Crime Free Multi-Housing FAQ

Crime Free Multi-Housing Program or The Landlord Training Program

What's the difference?

Some crime prevention practitioners have been confused over the difference between the Landlord Training Program and the Crime Free Multi-Housing Program. It is confusing. This page is intended to provide some clarification.

The original program name is: The Landlord Training Program: Keeping Illegal Activity Out of Rental Property. The origins of this program, including its 1989 creation with the support of U.S. Department of Justice funding, are well documented elsewhere on this web site.

We understand that two separate types of programs are now in place in the nation under the name "Crime Free Multi-Housing Program" -- one type based on the original Landlord Training Program and one, developed much later, which is based on different materials.

The term "Crime Free Multi-Housing Program," therefore, has come to include two meanings. Here is the background to each definition:

  1. "Crime Free Multi-Housing" is one of the more commonly used alternate names for the Landlord Training Program. While most jurisdictions use the original name, many have developed their own program name and logo for their Landlord Training Program efforts -- this is not only permitted, it is encouraged to foster local ownership of the program. The term "Crime Free Multi-Housing Program" was originally simply one of the alternate names for the Landlord Training Program used by some Arizona jurisdictions to indicate a program that further "certifies" landlords who complete the site modification and resident organization steps recommended in the Landlord Training Program. All Crime Free Multi-Housing Programs in place prior to 1997 were based on the original Landlord Training Program's materials for their "phase one" training, and some, but not all, "Crime Free Multi-Housing Programs" introduced after 1997 are also based on the Landlord Training Program.

  2. "Crime Free Multi-Housing" is now also a name for a program that does not make direct use of the Landlord Training Program materials. The jurisdiction that originally introduced the alternate program name began to use their version of the "Crime Free Multi-Housing" program in ways that resulted in the emergence of materials and programs in different jurisdictions, each called the "Crime Free Multi-Housing Program," which included both advice concerning the requirements of local law that was not accurate and elements which, our experience has taught us, can be divisive to community building efforts. Out of concern for the quality and reputation of the Landlord Training Program, and pursuant to our mission to promote appropriate program use, we requested that this inappropriate use of the program materials be stopped. That jurisdiction has taken steps to stop using the Landlord Training Program materials and today uses rewritten materials, also under the name "Crime Free Multi-Housing" that we understand do not make direct use of the original Landlord Training Program materials. Campbell DeLong Resources, Inc. expresses no opinion concerning the quality or usefulness of this most recent implementation of the Crime Free Multi-Housing Program.

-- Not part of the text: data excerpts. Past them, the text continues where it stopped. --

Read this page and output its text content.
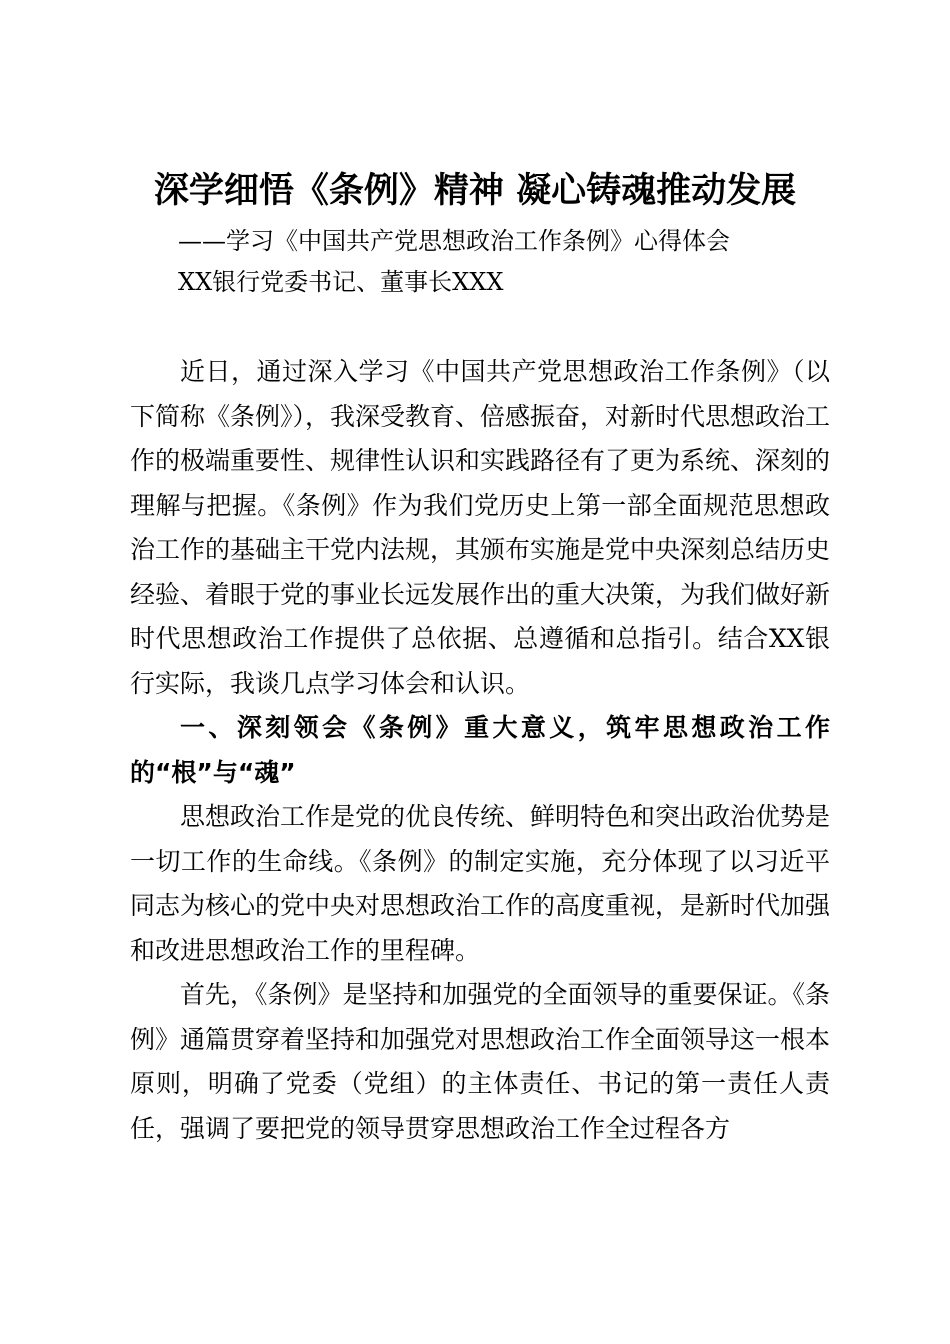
深学细悟《条例》精神 凝心铸魂推动发展
——学习《中国共产党思想政治工作条例》心得体会
XX银行党委书记、董事长XXX

近日，通过深入学习《中国共产党思想政治工作条例》（以下简称《条例》），我深受教育、倍感振奋，对新时代思想政治工作的极端重要性、规律性认识和实践路径有了更为系统、深刻的理解与把握。《条例》作为我们党历史上第一部全面规范思想政治工作的基础主干党内法规，其颁布实施是党中央深刻总结历史经验、着眼于党的事业长远发展作出的重大决策，为我们做好新时代思想政治工作提供了总依据、总遵循和总指引。结合XX银行实际，我谈几点学习体会和认识。

一、深刻领会《条例》重大意义，筑牢思想政治工作的“根”与“魂”

思想政治工作是党的优良传统、鲜明特色和突出政治优势是一切工作的生命线。《条例》的制定实施，充分体现了以习近平同志为核心的党中央对思想政治工作的高度重视，是新时代加强和改进思想政治工作的里程碑。

首先，《条例》是坚持和加强党的全面领导的重要保证。《条例》通篇贯穿着坚持和加强党对思想政治工作全面领导这一根本原则，明确了党委（党组）的主体责任、书记的第一责任人责任，强调了要把党的领导贯穿思想政治工作全过程各方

Because of this history and the confusion it has caused, the term "Crime Free Multi-Housing Program" means different things in different contexts and Campbell DeLong Resources, Inc. does not endorse use of the term or the associated program logo. Rather, we recommend that local agencies that want to implement the Landlord Training Program either use the original name, or create one of their own, as many jurisdictions have. By using this approach, an agency retains the right to set its own program design parameters and can ensure its program's reputation is tied only to the quality of training the local agency presents. We believe that your best program will be one that takes into account local concerns and reflects unique local pride in the name, logo, and presentation.